Pour le service du culte




                                                        Consolatio philosophiae


   Dans un commentaire au billet précédent, j'ai cité la description que donne Théodule Ribot  en 1877 dans Mind  de la philosophie française contemporaine :

    "Les facultés, en y incluant le Collège de France, ne possèdent que dix-huit chaires de philosophie. Les professeurs sont dans la position assez bizarre de ne pas avoir d'étudiants. Leurs cours sont publics et gratuits, les portes étant ouvertes à tous. Face à une audience changeante, composée en grande partie de gens désoeuvrés, le professeur ne s'aventure pas à aborder des questions sérieuses. Son but est d'amuser plutôt que d'instruire. Avec quelques rares exceptions, la plupart des professeurs, plus spécialement dans les provinces, parlent du progrès, de l'éducation, du droit et des devoirs – des lieux communs qui peuvent être élargis en fonction du langage choisi et sans compromettre l'orateur. En fait, il est surveillé avec une attention vigilante, d'abord par le Préfet et les
représentants de l'état, dans tout ce qui touche la politique, mais par dessus tout par le clergé, dans tout ce qui se rapporte même de loin à la religion. Ainsi les professeurs doivent choisir entre deux choses – un cours sérieux devant des bancs vides ou des lieux communs devant une large audience. Nous devons ajouter qu'à Paris on pense assez que la liberté des professeurs n'est pas beaucoup plus grande.
    La seule institution en France dévolue à l'instruction supérieure qui offre un enseignement philosophique régulier à une audience constante est l'École Normale de Paris. Le propre de cette école est de former des professeurs pour tous les départements de l'instruction. En philosophie, l'éclectisme a ici régné longtemps en souverain absolu, surtout parce que Victor Cousin fut à sa tête pendant de nombreuses années. Vers 1864, une nouvelle influence s'est faite sentir. Lachelier et Fouillée ont introduit les doctrines de Ravaisson, lesquelles ont entraîné un grand enthousiasme parmi les étudiants. Malheureusement, on peut dire de leur doctrine comme celle d'un grand philosophe, ad impellendum satis, ad edocendum parum. Ils n'ont pas donné à leurs étudiants la seule
chose qui instruise – la méthode. Par conséquent nombre d'entre eux ont essayé d'imiter leurs maîtres sans posséder leur talent, et, quoique dépourvus pareillement de connaissances approfondies et de culture scientifique, ils n'ont pas trouvé bon de s'improviser comme métaphysiciens et résoudre ainsi tous les problèmes."

La traduction , parue dans La revue d'histoire des sciences humaines en 2001, est très mauvaise. "Audience" ne veut pas dire "audience" , mais " auditoire", et la dernière phrase est un contresens.
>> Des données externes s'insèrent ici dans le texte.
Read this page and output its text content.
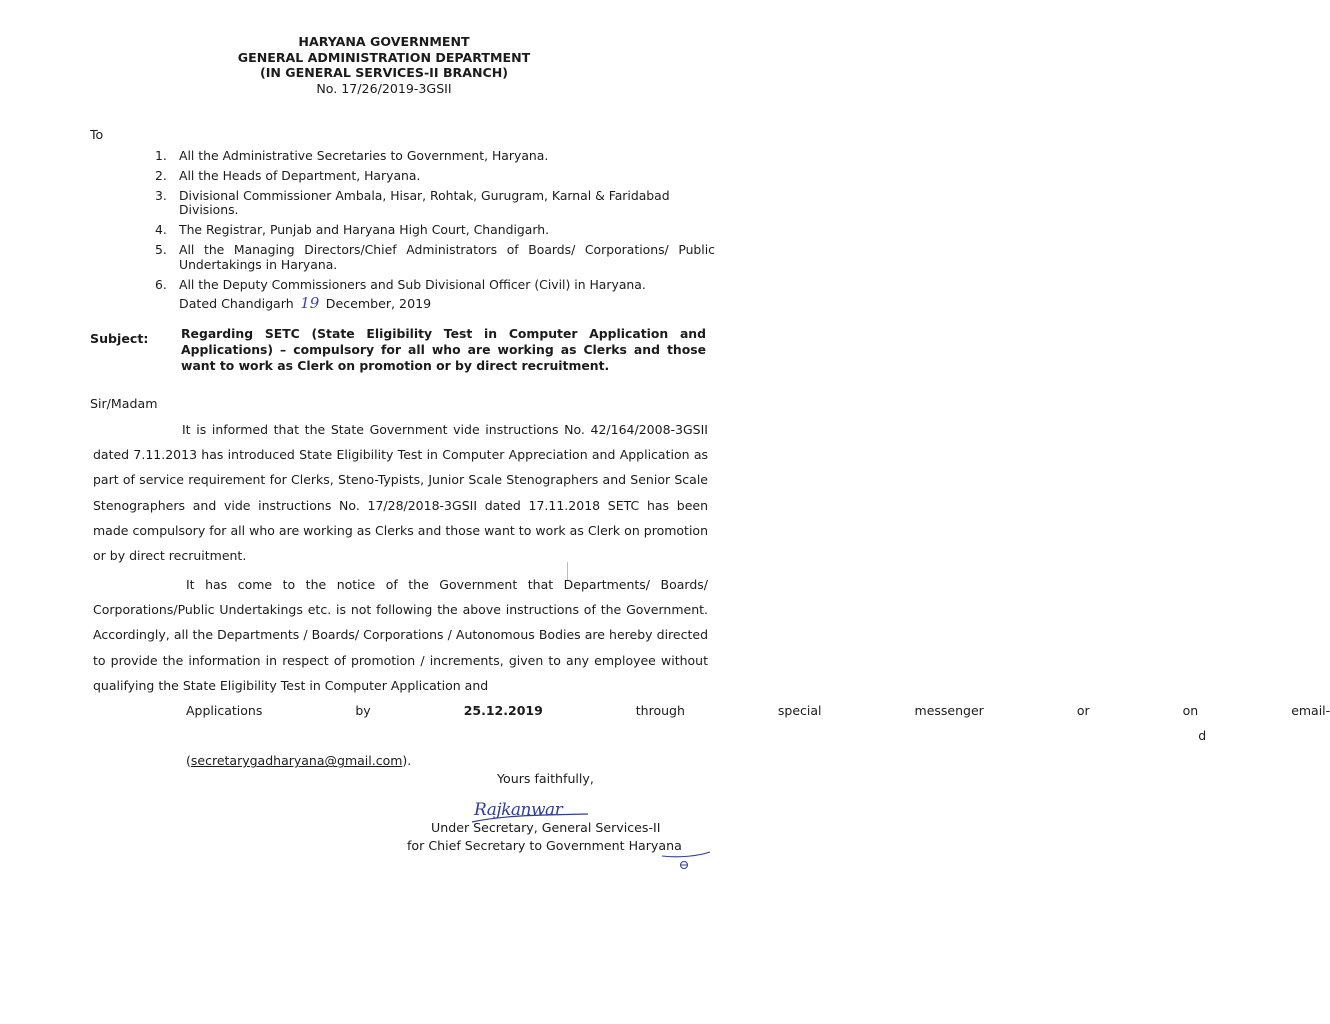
HARYANA GOVERNMENT
GENERAL ADMINISTRATION DEPARTMENT
(IN GENERAL SERVICES-II BRANCH)
No. 17/26/2019-3GSII
To
1. All the Administrative Secretaries to Government, Haryana.
2. All the Heads of Department, Haryana.
3. Divisional Commissioner Ambala, Hisar, Rohtak, Gurugram, Karnal & Faridabad Divisions.
4. The Registrar, Punjab and Haryana High Court, Chandigarh.
5. All the Managing Directors/Chief Administrators of Boards/ Corporations/ Public Undertakings in Haryana.
6. All the Deputy Commissioners and Sub Divisional Officer (Civil) in Haryana.
Dated Chandigarh 19 December, 2019
Subject:	Regarding SETC (State Eligibility Test in Computer Application and Applications) – compulsory for all who are working as Clerks and those want to work as Clerk on promotion or by direct recruitment.
Sir/Madam

It is informed that the State Government vide instructions No. 42/164/2008-3GSII dated 7.11.2013 has introduced State Eligibility Test in Computer Appreciation and Application as part of service requirement for Clerks, Steno-Typists, Junior Scale Stenographers and Senior Scale Stenographers and vide instructions No. 17/28/2018-3GSII dated 17.11.2018 SETC has been made compulsory for all who are working as Clerks and those want to work as Clerk on promotion or by direct recruitment.

It has come to the notice of the Government that Departments/ Boards/ Corporations/Public Undertakings etc. is not following the above instructions of the Government. Accordingly, all the Departments / Boards/ Corporations / Autonomous Bodies are hereby directed to provide the information in respect of promotion / increments, given to any employee without qualifying the State Eligibility Test in Computer Application and
Applications	by	25.12.2019	through	special	messenger	or	on	email-d
(secretarygadharyana@gmail.com).
Yours faithfully,
Rajkanwar
Under Secretary, General Services-II
for Chief Secretary to Government Haryana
Ribot n'y dit évidemment pas que les normaliens n'ont pas trouvé bon de devenir métaphysiciens, mais le contraire :


 
  La situation d'aujourd'hui a peu changé, sauf en proportions. Il y a bien sûr aujourd'hui bien plus de professeurs de philosophie dans l'enseignement supérieur qu'en 1877. Mais les conditions de leur travail et leurs auditoires ont-ils changé ? Les départements de philosophie des universités françaises ont peu d'étudiants. La seule filière professionnalisante étant celle des concours de recrutement de l'enseignement secondaire, peu d'étudiants ont le courage de préparer ces concours dans la solitude ( ils demandent de l'émulation) et avec peu de cours dévolus à cette formation ( très souvent on couple les cours de maîtrise à ceux d'agrégation ou de capes), et la majorité de ceux qui les préparent se tassent dans les amphis des départements parisiens et sorbonaux, seuls à pouvoir offrir la gamme des cours nécessaires.
    A la différence de l'époque de Ribot, les auditoires des "facultés" ( je m'étonne qu'on continue à utiliser ce terme, ou celui de "fac", comme si les gens n'avaient pas assimilé qu'il est censé avoir disparu en 1968 avec la loi Faure) ne sont pas composés d'auditeurs libres de curieux désoeuvrés, puisqu'en principe il faut être inscrit comme étudiant. Mais les auditeurs libres forment encore une partie importante du public de la philosophie, même si le public "libre" s'est répandu dans des lieux supposés eux-mêmes "libres" comme le Collège international de philosophie.
    Même si les étudiants sont supposés entendre des cours spécialisés, ils attendent de la philosophie ce qu'en attend le grand public : un enseignement non technique, supposé parler à tous sans qu'il soit nécessaire de faire de gros efforts de lecture ou de méthode. C'est l'idéal de la philosophie répandu dans les journaux tels que Philosophie magazine, les colonnes des news magazines ou des suppléments de quotidiens, et dans les émissions de radio ou de télévision, dans lesquels on retrouve une liste invariable de spécialistes de la vulgarisation philosophique.
     Les normaliens , comme le notait Ribot, sont devenus métaphysiciens. La métaphysique, laisse-t-il entendre, est le substitut de la religion. Les normaliens d'aujourd'hui font-ils exception?
    Ribot note la surveillance dont sont l'objet les philosophes, sous le second Empire et au delà, de la part des Préfets et des Ministres des Cultes (1) . Il ne fallait pas, à l'époque, menacer l'alliance du trône et de l'autel par l'instauration d'un enseignement jugé positiviste. Mais les inspecteurs  comme Ravaisson, les jurys de l'ENS chargés de recruter de normaliens bien pensants  (Taine en fera l'expérience), se chargeaient de mettre du spirituel là il fallait.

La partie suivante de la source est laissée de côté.